À ces mots, Liu Jian ne sut s'il devait rire ou pleurer. Mais il acquiesça pensivement, tout à fait d'accord :
« Vous avez raison. Moi aussi je pense que Fang Jifan ne pousserait pas vraiment le Prince héritier à faire quelque chose d'aussi inutile qu'un rituel de prière pour la pluie. »
L'expression de l'Empereur Hongzhi s'était à présent calmée, bien que ses yeux montrassent encore une trace d'inquiétude.
Il poussa à nouveau un profond soupir intérieur et tapa du joint des doigts sur le bureau devant lui.
« Je vous ai convoqués ici parce que le Commandant de la Garde Impériale Mou Bin a aussi signalé une autre affaire : la nuit dernière, une petite patrouille de la Garde Brochée a été attaquée. Quatre sont morts ! »
L'expression de Liu Jian et des autres changea radicalement. C'était bien ça… les ennuis arrivaient.
Les traîtres derrière cela ne pouvaient manifestement plus se retenir.

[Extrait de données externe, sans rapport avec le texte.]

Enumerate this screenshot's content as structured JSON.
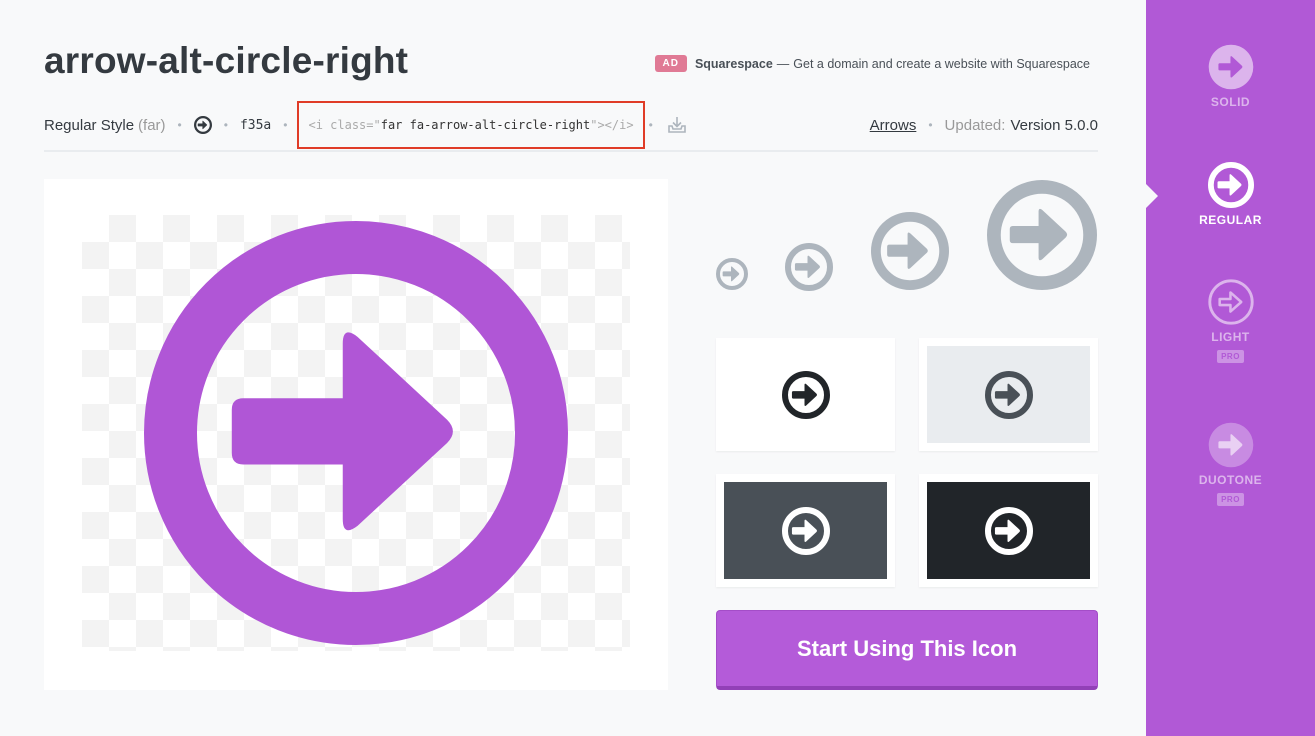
{
  "header": {
    "title": "arrow-alt-circle-right",
    "ad": {
      "badge": "AD",
      "brand": "Squarespace",
      "separator": "—",
      "text": "Get a domain and create a website with Squarespace"
    }
  },
  "meta": {
    "style_label": "Regular Style",
    "style_prefix": "(far)",
    "unicode": "f35a",
    "code": {
      "open": "<i class=\"",
      "classes": "far fa-arrow-alt-circle-right",
      "close": "\"></i>"
    },
    "category": "Arrows",
    "updated_label": "Updated:",
    "version": "Version 5.0.0"
  },
  "cta_label": "Start Using This Icon",
  "styles": [
    {
      "label": "SOLID",
      "icon": "arrow-circle-solid-icon"
    },
    {
      "label": "REGULAR",
      "icon": "arrow-circle-regular-icon"
    },
    {
      "label": "LIGHT",
      "icon": "arrow-circle-light-icon",
      "pro": "PRO"
    },
    {
      "label": "DUOTONE",
      "icon": "arrow-circle-duotone-icon",
      "pro": "PRO"
    }
  ],
  "colors": {
    "accent": "#b159d6",
    "icon_purple": "#b056d6",
    "icon_gray": "#adb5bd",
    "highlight": "#e03c27"
  }
}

Voyant que la cour n'agissait pas davantage contre les rumeurs, ils avaient passé à l'acte.
Ce qu'ils voulaient, c'était que la cour panique, puis arrête les membres de la « faction rebelle » partout, pour qu'ils puissent saisir l'occasion d'attiser un ressentiment populaire encore plus grand.
Des mois de sécheresse avaient déjà fait que beaucoup de gens préféraient croire aux fantômes et aux esprits plutôt qu'à la cour impériale.
Le visage de Liu Jian s'assombrit.
L'Empereur Hongzhi parut lui aussi grave et profondément inquiet.